Don't you wished to look back at your past in your future and laughed about how silly you were in your past?
You can do it if you would focus and believe in your own goodness, because I believe they would erase and decontaminate your past and you would grow to become a better and happier person which your parents would be proud of you for as long as you lived.
Good Luck and Believe in your own goodness. ![]()
she gave birth to you. she raised you. keep that in mind. you owe her.
This is going round in circles.
Buddy boy, it's her house and her rules. If you don't like it, get out. You're in your 30's fer Chrissake - grow up and get your own life instead of whinging and bitching to a bunch of strangers about momma.
On top of that, momma's awful, sister's going the same way and the psychiatrist isn't up to your professional standards. Looks to me like everybody else is to blame for your woes and you're just pure as the friggin' driven snow.
Wake up.
A lot of forumites ask you the same question ' Why haven't you move out?" But seems like you avoid answering this particular question.
If you hate your mother so much and already in your 30s then shift out! Wait! let me guess you don't have the financial capability to move out or else you would have already and wouldn't just wallow in this self-inflicted agony and complain. Face fact! You still need her to give you a roof over your head so suck it up! Don't talk big if you can't take care of yourself. And at the age of 30 something you still can't get your life in order then something is definitely wrong with your thinking and mentality. Immature. Don't everything blame on your mother. You also has a part to play in shaping your own life too.
You came across as someone without backbone to me. Only know how to complain but not taking the effort to change your life and preferred to just throw the blame on your mother. But the problem is, you don't want to change. You just want to complain and push the blame on someone else so you would look pitiful. Frankly, it's up to each individual to change. No one can change you. Lots of people who are in worse situation than you yet can turn their life around so why couldn't you?
Do you think by coming to a public forum to air your dirty linen in the public will solve your situation? I'm quite sure you would have complain this a thousand time to your 'friends' as well if you do have any at all. So, be a man and wake the hell up instead of complaining!
TS = Pathetic.
Could your hatred accumulate bcos of the humiliation she caused when you were younger? So whatever she does, u just dislike it.....
Originally posted by gongkia21:TS, i’m in the same shoes as you, i oso dislik my mum.
what happened? care to share your story here?

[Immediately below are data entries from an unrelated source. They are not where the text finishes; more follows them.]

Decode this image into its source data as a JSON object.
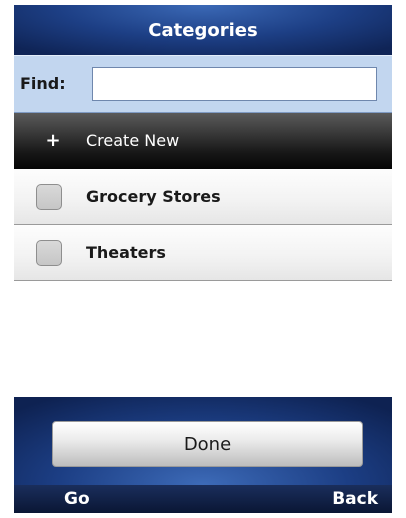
{
  "header": {
    "title": "Categories"
  },
  "find": {
    "label": "Find:",
    "value": "",
    "placeholder": ""
  },
  "create_new": {
    "label": "Create New",
    "icon": "plus-icon"
  },
  "categories": [
    {
      "label": "Grocery Stores",
      "checked": false
    },
    {
      "label": "Theaters",
      "checked": false
    }
  ],
  "actions": {
    "done_label": "Done"
  },
  "softkeys": {
    "left_label": "Go",
    "right_label": "Back"
  }
}
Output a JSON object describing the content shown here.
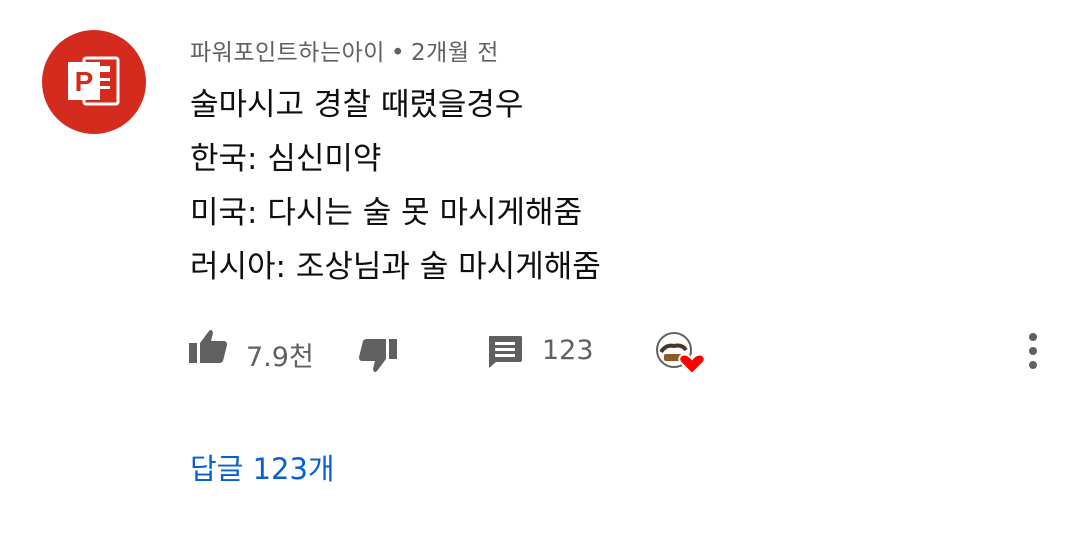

even though u feel so pissed about it i think you should be taking good care of that old lady. . you think you hate her to the core wait till she's gone. Wear a ear plug or something? she can keep nagging and u wont get angry. Serious.you should spend some time with her, she wouldn't be so irritating if you actually pay some attention.
even though u feel so pissed about it i think you should be taking good care of that old lady. . you think you hate her to the core wait till she's gone. Wear a ear plug or something? she can keep nagging and u wont get angry. Serious.you should spend some time with her, she wouldn't be so irritating if you actually pay some attention.